I have a moral dilemma for George Bush to grapple with.
Here is the situation: after a horrific accident a lady is languishing in hospital in a persistent vegetative state, being kept alive artificially. Medically she has no chance of recovering and her loving husband says she would want to die peacefully. The doctors agree to stop feeding her intravenously, and soon she will die. Only thing can force the doctors to turn her machine back on - a Presidential Decree. So what is George Bush going to do?
Wait a minute before you answer by saying you know exactly what this President, who makes so much noise about “moral values”, will do. Let me add an extra piece to the puzzle: the lady is an Iraqi. Okay, so now we have a real dilemma for Bush. On the one hand his moral values apparently tell him very clearly that he cannot let a person in this state die naturally, while on the other hand his values also tell him that the only good Iraqi is a dead Iraqi… what is he to do?
Okay so I was fictionalising my example. As you probably know Bush has just cut short his holiday in Texas in order to intervene in the case of Terri Schiavo who has been removed from a life-support machine in Florida after over a decade in a vegetative state. But she’s a white skinned American, so he doesn’t have to grapple with my dilemma, and for him the answer is easy: "This is about defending life," said White House spokesman Scott McClellan.
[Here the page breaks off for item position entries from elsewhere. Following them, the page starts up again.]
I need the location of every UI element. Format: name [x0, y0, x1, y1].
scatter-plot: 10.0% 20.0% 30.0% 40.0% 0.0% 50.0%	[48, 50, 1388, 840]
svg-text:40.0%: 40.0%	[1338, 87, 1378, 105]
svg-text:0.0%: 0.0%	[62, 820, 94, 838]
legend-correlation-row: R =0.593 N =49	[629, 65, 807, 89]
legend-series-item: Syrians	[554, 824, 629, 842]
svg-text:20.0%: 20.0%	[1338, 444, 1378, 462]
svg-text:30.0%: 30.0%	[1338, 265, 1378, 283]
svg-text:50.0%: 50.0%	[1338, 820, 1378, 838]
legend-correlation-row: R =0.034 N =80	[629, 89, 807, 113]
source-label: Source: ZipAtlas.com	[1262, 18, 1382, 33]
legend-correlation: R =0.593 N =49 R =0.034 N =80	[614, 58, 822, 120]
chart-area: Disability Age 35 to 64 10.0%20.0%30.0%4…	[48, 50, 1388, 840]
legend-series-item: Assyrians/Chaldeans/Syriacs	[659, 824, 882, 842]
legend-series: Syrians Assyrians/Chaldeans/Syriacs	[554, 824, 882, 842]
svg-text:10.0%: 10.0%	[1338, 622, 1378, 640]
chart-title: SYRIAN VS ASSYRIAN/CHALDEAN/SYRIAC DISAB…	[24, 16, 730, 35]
The reason I raise it is that two years ago today Bush gave the order to begin the bombing of Baghdad, an order which has claimed the lives of over 100,000 Iraqis – the vast majority civilians – as well as at least 1700 Americans and other nationalities. These figures include 3 of my friends.
Giving Bush the benefit of the doubt and assuming that his action today is based on conviction not to gain political capital, there is indeed something to respect about spending so much effort to try and save even someone who’s life-force is so dim. Rebuplican Senator Tom DeLay says some fine words: "We should investigate every avenue before we take the life of a living human being."
The Christian faith, which Bush claims to share, holds that every individual’s life is infinitely precious: Jesus was nailed to the Cross with his arms open as wide as they could go saying, in effect, “this is how much you, each and every one of you, is worth to Me”. Given that each individual is so precious, and given that it can be very difficult to decide precisely when life begins and when it ends, it makes sense to me to err on the side of caution. For this reason I personally oppose abortion and euthanasia – although I hasten to add that I would not condemn or criminalise those who do these things with good motives, given that the issues are so complex.
What I find very hard to understand is how some people can be firmly “pro-life” in the marginal cases of the unborn, the terminally ill or vegetative, and yet “pro-death” in the case of people who are clearly alive and healthy. Where were the concerns for defending life when George Bush signed over 300 execution orders as Governor of Texas? When he ordered his military to invade Afghanistan and Iraq, did he really investigate every avenue before taking the lives of these tens of thousands of living human beings? Of course not, as Hans Blixx will testify, and worryingly I have not even seen evidence of Bush showing remorse for these murders.
Today is also another anniversary, Palm Sunday, when we remember how Jesus was greeted by crowds laying palm branches in front of him as he entered Jerusalem. How different his Triumphal Entry into Jerusalem was to that off Bush’s army into Baghdad. Jesus’ people were oppressed by dictators – Herod, Pilate and ultimately Tiberas Caesar – every bit as brutal as Saddam, and yet he refused the calls to become a military leader, to liberate his people through shedding rivers of blood. He didn’t enter the city in a convoy of Humvees and tanks (or at least the 1st century equestrian equivalents). Instead he chose the path of the servant, riding humbly into Jerusalem on a donkey and then sacrificing his life on a cross, in order to liberate not just one nation but the whole world from the cycle of violence and sin.
[Today we held an outdoors memorial service in central Baghdad, reading out the names of dead Iraqis and foreigners and praying for peace. Later we joined Iraqi Christians for a Palm Sunday service. In Bethlehem today some of my Palestinian friends are staging a Palm Sunday procession to Jerusalem - or rather to the Israeli checkpoint at the edge of Bethlehem, beyond which most are not allowed to go even though it is still many miles from the Green Line border with Israel.]